Crônica publicada em 6/04/2000
O locutor anunciou, em cima do trio elétrico, em que já estavam o conjunto Tchê Barbaridade e outros apresentadores, que ia entrar no palco a grande atração da noite: Senhoras e senhores de Encantado, para gáudio da nossa gente e orgulho da nossa terra (e aí me surpreendeu, porque repetiu Pôncio Pilatos ao apresentar Jesus ao Sinédrio para ser julgado), para nossa alegria, Ecce homo, Pablo Sant’Ana, temido pelos homens e amado pelas mulheres. E Pablo, tão pronto entrou no palco, já fez o povo cantar.
Fora a megalomania, só queria pedir a todos que me cercam, ou que por qualquer motivo me toquem ou sejam tocados por mim, que nunca me tirem nem molestem as coisas que nasceram comigo e as coisas que vão morrer comigo.

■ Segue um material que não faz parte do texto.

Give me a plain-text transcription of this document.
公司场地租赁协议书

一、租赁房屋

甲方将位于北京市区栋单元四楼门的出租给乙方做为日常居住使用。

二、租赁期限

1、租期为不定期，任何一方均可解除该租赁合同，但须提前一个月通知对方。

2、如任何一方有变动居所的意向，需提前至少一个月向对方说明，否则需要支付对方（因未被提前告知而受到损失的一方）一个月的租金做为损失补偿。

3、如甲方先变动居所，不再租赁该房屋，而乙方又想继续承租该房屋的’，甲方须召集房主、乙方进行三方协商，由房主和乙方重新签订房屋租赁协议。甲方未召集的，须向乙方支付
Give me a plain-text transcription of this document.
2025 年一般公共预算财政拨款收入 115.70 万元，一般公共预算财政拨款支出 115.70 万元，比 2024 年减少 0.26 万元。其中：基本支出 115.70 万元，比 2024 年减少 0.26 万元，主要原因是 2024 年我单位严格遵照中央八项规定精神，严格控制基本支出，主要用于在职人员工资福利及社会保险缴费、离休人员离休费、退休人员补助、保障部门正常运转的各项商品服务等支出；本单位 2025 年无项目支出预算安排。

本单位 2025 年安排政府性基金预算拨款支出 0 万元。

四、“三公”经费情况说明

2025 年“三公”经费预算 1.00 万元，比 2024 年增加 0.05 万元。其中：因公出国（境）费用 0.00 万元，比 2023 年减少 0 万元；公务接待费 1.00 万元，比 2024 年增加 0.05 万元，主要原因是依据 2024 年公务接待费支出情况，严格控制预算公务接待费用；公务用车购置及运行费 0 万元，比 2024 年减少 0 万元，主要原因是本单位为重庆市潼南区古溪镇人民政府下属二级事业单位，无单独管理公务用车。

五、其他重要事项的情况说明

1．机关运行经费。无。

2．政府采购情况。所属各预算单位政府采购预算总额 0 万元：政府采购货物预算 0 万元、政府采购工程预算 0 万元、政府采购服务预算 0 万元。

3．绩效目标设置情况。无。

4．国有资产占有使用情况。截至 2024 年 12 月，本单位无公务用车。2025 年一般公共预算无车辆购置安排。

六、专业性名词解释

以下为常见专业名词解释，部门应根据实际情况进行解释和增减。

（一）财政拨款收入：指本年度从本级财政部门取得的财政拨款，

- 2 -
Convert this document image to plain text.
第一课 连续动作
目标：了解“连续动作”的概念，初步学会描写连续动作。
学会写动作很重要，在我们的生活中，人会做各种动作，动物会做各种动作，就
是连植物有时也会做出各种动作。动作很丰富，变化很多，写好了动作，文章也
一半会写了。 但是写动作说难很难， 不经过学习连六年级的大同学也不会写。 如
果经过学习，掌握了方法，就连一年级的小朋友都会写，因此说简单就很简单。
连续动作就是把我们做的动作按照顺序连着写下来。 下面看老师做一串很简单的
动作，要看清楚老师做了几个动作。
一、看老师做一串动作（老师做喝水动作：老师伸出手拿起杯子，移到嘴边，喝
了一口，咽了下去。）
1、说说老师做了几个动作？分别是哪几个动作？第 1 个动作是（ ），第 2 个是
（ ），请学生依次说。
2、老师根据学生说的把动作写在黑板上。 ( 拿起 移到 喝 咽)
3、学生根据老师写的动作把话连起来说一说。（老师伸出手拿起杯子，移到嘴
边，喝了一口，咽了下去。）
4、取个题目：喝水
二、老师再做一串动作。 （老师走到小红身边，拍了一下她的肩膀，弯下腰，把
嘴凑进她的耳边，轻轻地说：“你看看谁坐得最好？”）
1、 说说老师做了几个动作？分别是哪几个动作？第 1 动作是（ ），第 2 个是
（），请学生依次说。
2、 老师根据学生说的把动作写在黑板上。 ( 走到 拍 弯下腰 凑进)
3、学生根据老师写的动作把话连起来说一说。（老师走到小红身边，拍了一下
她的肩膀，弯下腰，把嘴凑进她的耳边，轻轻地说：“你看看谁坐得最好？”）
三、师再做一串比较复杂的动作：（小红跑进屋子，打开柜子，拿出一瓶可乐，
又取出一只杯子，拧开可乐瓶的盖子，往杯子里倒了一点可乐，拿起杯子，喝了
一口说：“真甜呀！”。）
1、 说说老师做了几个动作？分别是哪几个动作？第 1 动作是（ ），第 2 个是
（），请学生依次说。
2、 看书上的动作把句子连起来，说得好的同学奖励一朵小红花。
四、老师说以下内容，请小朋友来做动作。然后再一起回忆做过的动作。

Entre as coisas que nasceram comigo e as que vão morrer comigo interceptou-se a vida, maravilhosa ou terrível, que não conseguiu mudar as coisas que nasceram comigo, como a ternura, a compaixão, por exemplo – mas a mesma vida no entanto inculcou-me coisas que vão morrer comigo, boas e más coisas, como o encanto de cultivar amigos e o medo de perdê-los, a incerteza, a esperança, a fé e a desilusão, por exemplo ainda, a indiferença à morte quando jovem, a certeza dela agora já nos dias que correm.
Mas como os meus leitores imploram para que não fale mais em morte, quero então lhes falar na vida, correndo estuante nas ruas ensolaradas que me esperam, eterna no sorriso da criança que me abraça e do velho que insiste em nadar para a frente quando a corrente tenta fazê-lo afundar pelo desânimo.
Entre as coisas que nasceram comigo, por exemplo, está o vezo sublime de sempre colocar-me no lugar de quem errou e imaginar e examinar as suas prováveis justificativas. Entre as coisas que vão morrer comigo, por exemplo, está a humildade de reconhecer que de repente a vida pode me encurralar a proceder da forma mais nefanda que tenho condenado nos outros. Entre as coisas que nasceram comigo está o respeito às razões do acusado, mesmo que todas as evidências o inculpem. Entre as coisas que vão morrer comigo está o tremendo e estupendo remorso de não ter ajudado muitos próximos e distantes seres que visivelmente precisavam da minha a ajuda, que eu tinha para dar, mas não lhes acudi. Por desleixo ou covardia.
Nasceu comigo a coragem, mas me massacra que muitas vezes desonrei-a. Em compensação, vai morrer comigo o orgulho de muitas vezes ter sido mais corajoso do que podia conter a minha potencialidade genética. E vai morrer comigo a jactância de que muitas vezes arrisquei a própria coragem e com ela toda aminha honra numa parada só, em defesa do que eu considerava justo, quando todos imprecavam pela outra direção.
Fui covarde e fui corajoso, destemido e medroso, por isso me orgulho e me envergonho, mas se minha trajetória foi assim marcada por sombras e por luzes, então é porque vivi.
Se chorei e se sorri, se sofri até a depressão e fui feliz e realizado até a euforia, se muitas vezes quase desisti mas consegui dar a volta por cima e ficar embriagado de entusiasmo, então é porque vivi.
E só vivi porque fui arremessado, mal ou bem, pelas coisas que nasceram em mim e aplacado pelas coisas más e boas que vão morrer comigo.
Por isso, Senhor, peço-vos perdão, embora não percais de vista em vosso julgamento de que desconfio de que sou digno de ser acolhido em vossa morada, ao lado dos meus amigos, de todos que admirei ou de quem em algum instante provoquei alguma admiração.